If the radius of a circle that centers at the origin is 5, how many po

There is a necessity to understand some of the verbiage in this question in order to be able to answer it properly. Firstly, a circle that is centered at the origin is centered at point {0,0}. The radius is 5, which means we know the diameter (2*r), the circumference (2*π*r) and the area (π * r^2). However, none of that information really helps us to answer this question. We are interested in how many points on the circle have integer coordinates. Quite simply, a circle has an infinite number of discrete points, so it’s easier to answer this question in the reverse: For each integer coordinate, is that point on the circle?

Let’s start with the obvious ones. The point {5,0} has to necessarily be on the circle. If the origin is {0,0} and the radius is 5, then not only must point {5,0} be on the circle, but so must point {-5,0}. The circle extends in all four directions, so we cannot forget the negative values. Similarly, the points {0,5} and {0,-5} will also be on the points, effectively covering the four cardinal points from the original circle. The circle could look something like this:


After solving for these four points, we must evaluate whether other integer coordinates could be on the circle. One thing should be clear: if the radius is 5, then any integer point above 5 will necessarily not be on the circle, as it is beyond the reach of our radius. We’ve already covered zero, so the only options we have left are one, two, three and four. Of course all of these numbers have negatives and can be considered on either the x or y axis, but still we have a finite number of possibilities to consider.

Another important thing that might not be as obvious is that the answer to this question will necessarily be a multiple of four. Given that a circle extends in all directions by the same distance, it is impossible for point {x, y} to be on the circle and for points {x,-y}, {-x,y} and {-x,-y} to not also be on the circle. This is an important property of all circles and one of the reasons they’re so common in everything from architecture to cooking (and to alien crop circles, if you believe in that). This rule also guarantees that any answer choice that’s not a multiple of four can be eliminated. We can thus eliminate answer choice D (15).

How do we go about finding other points on the circle? (Why am I asking rhetorical questions?) By using the Pythagorean Theorem, of course! Any point on the circle naturally forms a right angle triangle with the radius as the hypotenuse, and the radius is always five. Therefore, if the two other sides can be formed out of integers, we have a point on the circle with integer coordinates. The graph below will highlight this principle:


Since the Pythagorean Theorem states that the squares of the sides will be equal to the square of the hypotenuse, we only need to look for numbers that satisfy the equation a^2 +b^2 = r^2. And given that r is 5, r^2 must always be 25. So if we plug in a as one, we find that 1 + b^2 = 25. This gives us b^2 = 24, or b = √24, which is not an integer.
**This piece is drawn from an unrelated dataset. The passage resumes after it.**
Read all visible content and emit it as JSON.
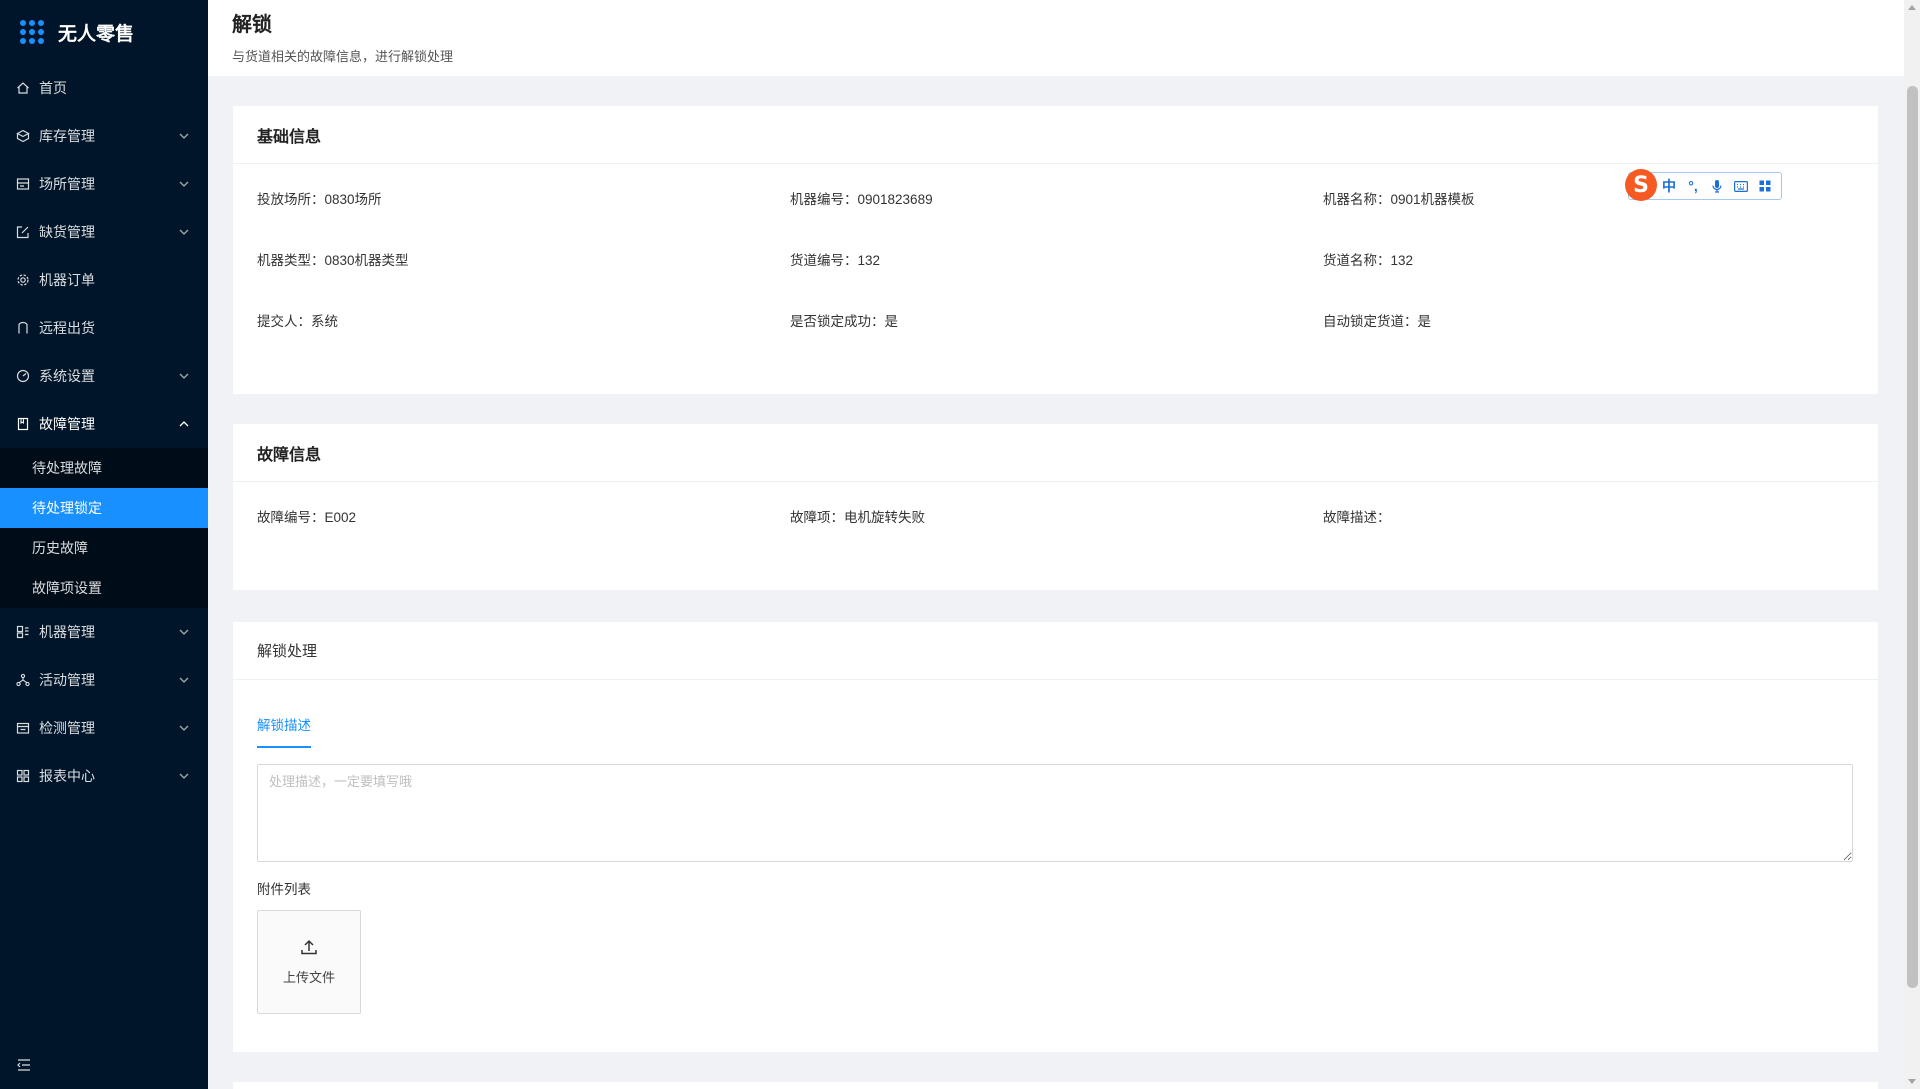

We only have to plug this in three more times, so there’s no reason not to try all the possibilities. If a = 2, then we get 4 + b^2 = 25. The value of b would be √21, which again is not an integer value.
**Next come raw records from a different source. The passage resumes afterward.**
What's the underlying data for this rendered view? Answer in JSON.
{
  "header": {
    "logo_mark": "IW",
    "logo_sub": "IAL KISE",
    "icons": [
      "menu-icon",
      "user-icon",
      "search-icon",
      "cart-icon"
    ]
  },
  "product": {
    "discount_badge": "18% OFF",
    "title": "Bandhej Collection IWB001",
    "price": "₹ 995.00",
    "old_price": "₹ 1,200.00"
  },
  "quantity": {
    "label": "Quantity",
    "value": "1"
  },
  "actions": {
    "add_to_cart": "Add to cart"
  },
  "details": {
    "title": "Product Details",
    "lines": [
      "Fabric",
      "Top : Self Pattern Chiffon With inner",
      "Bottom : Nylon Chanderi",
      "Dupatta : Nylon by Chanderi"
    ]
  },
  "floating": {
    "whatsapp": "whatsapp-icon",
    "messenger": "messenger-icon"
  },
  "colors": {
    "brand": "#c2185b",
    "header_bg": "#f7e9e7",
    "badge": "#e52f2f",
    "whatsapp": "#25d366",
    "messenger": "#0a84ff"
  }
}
If a = 3, however, we quickly recognize the vaunted 3-4-5 triangle, as 9 + b^2 = 25, meaning b^2 is 16 and therefore b is 4. This means that the points {3,4}, {-3,4}, {3,-4} and {-3,-4} are all on the circle. We’ve brought the total up to 8, but we’re not done. The final value is when a equals four, which will again work and bring in the converse of the last iteration: {4,3}, {-4,3}, {4,-3} and {-4,-3}. These values are distinct from the previous ones, so we now have a total of 12 points. We’ve already checked five, so we can stop here. The answer to this question is answer choice C. There will be 12 distinct values with integer coordinates, as crudely demonstrated below (or on any analog clock).


In geometry, even if it feels like you have to constantly commit more rules to memory, remember that the rules are not nearly as important as knowing how to apply them. This problem can be solved with just the Pythagorean Theorem and a little elbow grease (or a graphing calculator). The GMAT is very much a test of how you think, not of what you know. If you think about geometry problems as cases that must be solved, or obstacles to be overcome, you’ll be in good shape to solve them.